作者机构：Department of Chemistry and Biochemistry The University of Texas at Dallas Richardson TX 75080 USA Children's Research Institute Department of Pediatrics Department of Neuroscience Harold C. Simmons Comprehensive Cancer Center UT Southwestem Medical Center Dallas TX 75390 USA Simmons Cancer Center Annette G. Strauss Center for Neuro-Oncology Department of Internal Medicine Department of Neurology and Neurotherapeutics UT Southwestern Medical Center Dallas TX 75390 USA 

出 版 物：《Nano Research》 (纳米研究（英文版）)

年 卷 期：2017年第10卷第4期

页      面：1366-1376页

核心收录：

学科分类：0808[工学-电气工程] 0809[工学-电子科学与技术（可授工学、理学学位）] 07[理学] 0805[工学-材料科学与工程（可授工学、理学学位）] 0702[理学-物理学] 
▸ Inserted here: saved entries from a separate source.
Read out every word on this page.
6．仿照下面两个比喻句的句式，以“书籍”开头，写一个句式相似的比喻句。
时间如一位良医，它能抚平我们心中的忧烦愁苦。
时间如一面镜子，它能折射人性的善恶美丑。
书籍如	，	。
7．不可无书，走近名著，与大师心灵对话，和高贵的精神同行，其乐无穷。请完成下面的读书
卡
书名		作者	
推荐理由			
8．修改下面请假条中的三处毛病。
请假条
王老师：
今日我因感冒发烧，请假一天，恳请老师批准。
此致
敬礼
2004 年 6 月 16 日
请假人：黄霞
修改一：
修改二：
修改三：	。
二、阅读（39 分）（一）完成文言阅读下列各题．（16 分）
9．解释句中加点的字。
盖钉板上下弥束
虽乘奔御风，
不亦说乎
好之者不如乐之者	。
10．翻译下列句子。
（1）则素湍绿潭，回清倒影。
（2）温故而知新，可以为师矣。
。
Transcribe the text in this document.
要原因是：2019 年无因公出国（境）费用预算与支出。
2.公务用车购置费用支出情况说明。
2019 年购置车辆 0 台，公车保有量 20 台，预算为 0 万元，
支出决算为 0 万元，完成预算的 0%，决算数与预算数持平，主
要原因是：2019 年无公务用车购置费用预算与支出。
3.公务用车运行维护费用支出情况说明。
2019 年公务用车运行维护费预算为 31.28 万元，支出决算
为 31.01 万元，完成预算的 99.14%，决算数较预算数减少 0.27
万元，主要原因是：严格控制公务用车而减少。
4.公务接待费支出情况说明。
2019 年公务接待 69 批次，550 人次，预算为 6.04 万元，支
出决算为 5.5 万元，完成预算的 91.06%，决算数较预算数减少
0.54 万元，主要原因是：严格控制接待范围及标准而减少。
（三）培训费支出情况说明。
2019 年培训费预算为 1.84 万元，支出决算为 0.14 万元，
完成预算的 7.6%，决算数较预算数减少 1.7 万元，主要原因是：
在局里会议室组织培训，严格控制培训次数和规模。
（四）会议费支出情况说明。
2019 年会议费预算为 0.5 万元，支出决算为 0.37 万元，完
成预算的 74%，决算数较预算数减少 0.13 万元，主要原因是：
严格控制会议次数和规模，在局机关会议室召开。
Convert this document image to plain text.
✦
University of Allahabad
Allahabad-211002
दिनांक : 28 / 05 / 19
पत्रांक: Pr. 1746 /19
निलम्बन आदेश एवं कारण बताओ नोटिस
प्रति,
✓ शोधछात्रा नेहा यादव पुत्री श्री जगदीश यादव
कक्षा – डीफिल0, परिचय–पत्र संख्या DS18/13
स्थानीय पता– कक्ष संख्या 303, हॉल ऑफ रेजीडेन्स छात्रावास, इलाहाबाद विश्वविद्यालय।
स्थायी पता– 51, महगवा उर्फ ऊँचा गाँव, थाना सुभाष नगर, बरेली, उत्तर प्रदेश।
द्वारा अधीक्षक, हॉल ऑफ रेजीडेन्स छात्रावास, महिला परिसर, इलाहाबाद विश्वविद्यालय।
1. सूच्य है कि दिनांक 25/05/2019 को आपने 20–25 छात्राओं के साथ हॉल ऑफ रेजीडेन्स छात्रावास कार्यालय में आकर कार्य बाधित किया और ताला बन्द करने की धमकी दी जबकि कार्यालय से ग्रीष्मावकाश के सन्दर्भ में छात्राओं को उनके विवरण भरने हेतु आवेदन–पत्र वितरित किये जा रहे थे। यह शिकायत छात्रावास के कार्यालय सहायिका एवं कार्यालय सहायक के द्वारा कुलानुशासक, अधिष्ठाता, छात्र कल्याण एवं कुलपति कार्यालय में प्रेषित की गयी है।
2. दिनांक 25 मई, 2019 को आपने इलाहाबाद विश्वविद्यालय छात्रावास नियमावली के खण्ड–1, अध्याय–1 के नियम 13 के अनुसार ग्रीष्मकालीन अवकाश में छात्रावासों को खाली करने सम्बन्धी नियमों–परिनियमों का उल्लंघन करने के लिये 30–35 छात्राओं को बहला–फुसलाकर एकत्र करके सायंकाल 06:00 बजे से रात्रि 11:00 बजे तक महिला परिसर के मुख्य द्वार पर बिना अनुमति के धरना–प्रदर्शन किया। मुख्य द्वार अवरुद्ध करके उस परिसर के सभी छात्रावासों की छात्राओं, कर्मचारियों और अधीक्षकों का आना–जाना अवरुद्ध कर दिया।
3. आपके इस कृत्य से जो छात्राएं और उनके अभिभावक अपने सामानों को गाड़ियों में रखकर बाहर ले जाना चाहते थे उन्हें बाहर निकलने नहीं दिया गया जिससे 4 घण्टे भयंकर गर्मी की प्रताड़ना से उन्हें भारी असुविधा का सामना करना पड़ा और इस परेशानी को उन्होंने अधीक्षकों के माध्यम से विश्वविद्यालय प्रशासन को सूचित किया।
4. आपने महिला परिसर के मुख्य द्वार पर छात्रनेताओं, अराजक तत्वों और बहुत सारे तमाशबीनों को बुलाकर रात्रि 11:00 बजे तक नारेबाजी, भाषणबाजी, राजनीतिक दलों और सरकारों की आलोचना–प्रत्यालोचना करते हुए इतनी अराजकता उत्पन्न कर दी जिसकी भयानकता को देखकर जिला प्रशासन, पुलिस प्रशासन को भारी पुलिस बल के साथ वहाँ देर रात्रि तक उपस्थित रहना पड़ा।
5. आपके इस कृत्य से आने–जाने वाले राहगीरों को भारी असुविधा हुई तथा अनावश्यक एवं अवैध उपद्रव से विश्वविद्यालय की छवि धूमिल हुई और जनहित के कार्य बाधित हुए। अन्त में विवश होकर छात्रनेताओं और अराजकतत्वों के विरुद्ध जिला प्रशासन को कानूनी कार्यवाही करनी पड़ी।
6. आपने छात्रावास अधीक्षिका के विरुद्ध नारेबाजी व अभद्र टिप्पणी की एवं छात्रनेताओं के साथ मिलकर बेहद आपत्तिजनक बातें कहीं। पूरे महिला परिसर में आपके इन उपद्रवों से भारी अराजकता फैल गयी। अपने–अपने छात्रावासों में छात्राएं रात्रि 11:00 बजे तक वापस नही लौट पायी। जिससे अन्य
基　　金：supported by CPRIT 美国国立卫生研究院(NIH)项目 fund from the University of Texas at Dallas to J. Z UTSW CRI start-up funds UTSW High Impact/High Risk Grant and NINDS K99/R00 to W. P. G 

主　　题：enhanced permeability and retention brain tumor passive targeting gold nanoparticles renal clearance 

摘      要：A major clinical translational challenge in nanomedicine is the potential of toxicity associated with the uptake and long-term retention of non-degradable nanoparticles （NPs） in major organs. The development of inorganic NPs that undergo renal clearance could potentially resolve this significant biosafety concern. However, it remains unclear whether inorganic NPs that can be excreted by the kidneys remain capable of targeting tumors with poor permeability. Glioblastoma multiforme, the most malignant orthotopic brain tumor, presents a unique challenge for NP delivery because of the blood-brain barrier and robust blood-tumor barrier of reactive microglia and macroglia in the tumor microenvironment. Herein, we used an orthotopic murine glioma model to investigate the passive targeting of glutathione-coated gold nanoparticles （AuNPs） of 3 nm in diameter that undergo renal clearance and 18-nm AuNPs that fail to undergo renal clearance. Remarkably, we report that 3-nm AuNPs were able to target intracranial tumor tissues with higher efficiency （2.3× relative to surrounding non-tumor normal brain tissues） and greater specificity （3.0×） than did the larger AuNPs. Pharmacokinetics studies suggested that the higher glioma targeting ability of the 3-nm AuNPs may be attributed to the longer retention time in circulation. The total accumulation of the 3-nm AuNPs in major organs was significantly less （8.4×） than that of the 18-nm AuNPs. Microscopic imaging of blood vessels and renal-clearable AuNPs showed extravasation of NPs from the leaky blood-tumor barrier into the tumor interstitium. Taken together, our results suggest that the 3-nm AuNPs, characterized by enhanced permeability and retention, are able to target brain tumors and undergo renal clearance.